ArabellaScott · 07/04/2021 20:55

God, no.

Washimal · 07/04/2021 21:06

This would be my worst nightmare.

QuiteContraryMarie · 07/04/2021 21:07

Not on your life.

Staffy1 · 07/04/2021 21:11

No, what a horrific idea. How could you suggest such a thing?

Hankunamatata · 07/04/2021 21:14

Yes but they arnt the type to space invade. I'd think they wouldnt like it as they like their peace and quiet

Lemmeout · 07/04/2021 21:29

No but then I wouldn’t want to live close to anyone I know we’ll because I like my privacy.

GertrudePerkinsPaperyThing · 07/04/2021 21:34

Would have really valued it during this pandemic!
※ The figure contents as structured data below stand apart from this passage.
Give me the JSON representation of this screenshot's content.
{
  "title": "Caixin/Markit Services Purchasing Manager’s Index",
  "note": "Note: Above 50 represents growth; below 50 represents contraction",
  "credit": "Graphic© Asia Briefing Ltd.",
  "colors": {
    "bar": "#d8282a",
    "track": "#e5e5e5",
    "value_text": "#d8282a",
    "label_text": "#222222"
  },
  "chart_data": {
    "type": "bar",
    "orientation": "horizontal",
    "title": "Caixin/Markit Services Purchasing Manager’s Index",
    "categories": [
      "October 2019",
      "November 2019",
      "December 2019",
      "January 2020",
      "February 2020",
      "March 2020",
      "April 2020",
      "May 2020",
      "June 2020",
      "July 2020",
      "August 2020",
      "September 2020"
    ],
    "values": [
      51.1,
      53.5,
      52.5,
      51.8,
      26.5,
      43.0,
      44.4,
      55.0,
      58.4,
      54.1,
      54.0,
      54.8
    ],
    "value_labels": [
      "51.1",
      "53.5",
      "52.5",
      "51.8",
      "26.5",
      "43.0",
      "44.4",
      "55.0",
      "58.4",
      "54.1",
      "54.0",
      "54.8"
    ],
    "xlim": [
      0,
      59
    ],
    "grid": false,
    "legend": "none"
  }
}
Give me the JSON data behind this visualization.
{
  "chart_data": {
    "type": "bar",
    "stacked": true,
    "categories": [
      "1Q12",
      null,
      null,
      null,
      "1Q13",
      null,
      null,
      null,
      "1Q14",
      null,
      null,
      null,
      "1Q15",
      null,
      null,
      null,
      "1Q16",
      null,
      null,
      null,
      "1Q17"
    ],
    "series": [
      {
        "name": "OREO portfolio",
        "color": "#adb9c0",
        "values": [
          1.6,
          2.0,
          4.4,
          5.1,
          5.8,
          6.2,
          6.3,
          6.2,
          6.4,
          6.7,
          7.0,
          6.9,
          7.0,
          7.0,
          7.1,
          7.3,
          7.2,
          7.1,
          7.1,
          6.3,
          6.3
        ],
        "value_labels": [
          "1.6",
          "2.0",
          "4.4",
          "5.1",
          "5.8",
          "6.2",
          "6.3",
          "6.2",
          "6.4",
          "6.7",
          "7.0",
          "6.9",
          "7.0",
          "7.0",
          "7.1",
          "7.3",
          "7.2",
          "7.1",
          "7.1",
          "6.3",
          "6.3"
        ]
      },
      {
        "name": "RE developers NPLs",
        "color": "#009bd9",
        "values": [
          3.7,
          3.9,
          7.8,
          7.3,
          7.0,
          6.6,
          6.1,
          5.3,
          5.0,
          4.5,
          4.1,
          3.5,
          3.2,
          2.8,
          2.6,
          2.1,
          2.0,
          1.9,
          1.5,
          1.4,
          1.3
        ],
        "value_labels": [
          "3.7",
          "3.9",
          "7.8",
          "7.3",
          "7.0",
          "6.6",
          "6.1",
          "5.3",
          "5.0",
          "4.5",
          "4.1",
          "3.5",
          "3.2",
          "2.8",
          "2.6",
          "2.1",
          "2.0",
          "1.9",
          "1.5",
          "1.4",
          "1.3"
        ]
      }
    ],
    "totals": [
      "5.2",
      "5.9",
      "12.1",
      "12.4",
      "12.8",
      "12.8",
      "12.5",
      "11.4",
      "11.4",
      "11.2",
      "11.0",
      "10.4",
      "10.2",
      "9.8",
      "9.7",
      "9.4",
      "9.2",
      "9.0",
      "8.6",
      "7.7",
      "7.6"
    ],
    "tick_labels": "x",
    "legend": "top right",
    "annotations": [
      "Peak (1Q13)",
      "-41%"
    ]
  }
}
Divorced now but when I was married.

PassMeTheWotsits · 07/04/2021 21:35

No chance

ILoveAfternoonTea · 07/04/2021 21:42

No. 5-10 minute drive then yes

My FIL has his MIL opposite and believe me it's a huge weight he's rather not have on his shoulders. Regularly gets called on to sort problems out. He thinks he/they might be in the will so has to play nice Shock

partofyoupoursoutofme · 07/04/2021 21:49

Yes, I would love it! Not my own parents though, that would be a nightmare

Pantsinthewash · 07/04/2021 22:03

Speaking as a DIL who has lived next door to my in-laws for many years, my advice is to be very careful of what expectations you might raise for the future. Some arrangements can be be difficult to unpick. We now find ourselves seemingly "trapped" living next door to my widowed parent in law who can't really manage alone, but thinks they can! They don't want to think about having carers to visit to relieve the pressure on my husband and I, and would understandably want to live out their remaining years in their house rather than residential care, but the reality is that this is only possible with daily input and support from us.

lightand · 07/04/2021 22:04

Much as I love them, that is several houses too near.

Wizzbangfizz · 07/04/2021 22:07

Hell would freeze over before I would consider it and the same with my own parents.

CrazyHorse · 07/04/2021 22:10

Yes when my DC were small- I would have sent them round to grandparents at every opportunity. In-laws would probably have moved to get away from us.

sunshineandshowers40 · 07/04/2021 22:11

No but I wouldn't live that close to my parents either.

triceratopsmama · 07/04/2021 22:17

Not a snowballs chance in hell. I passed up a free site because I didn't want to live beside my own parents. No way would I live that close to my in-laws.
We live in the community I grew up in. Ds will go to the same school I did, he'll be the 6th generation to go there but we're ten minutes drive from my parents and 20 from the in laws. Close enough.

DJattheendoftheworld · 07/04/2021 22:19

No! Mine are 2000 miles away, which is perfect.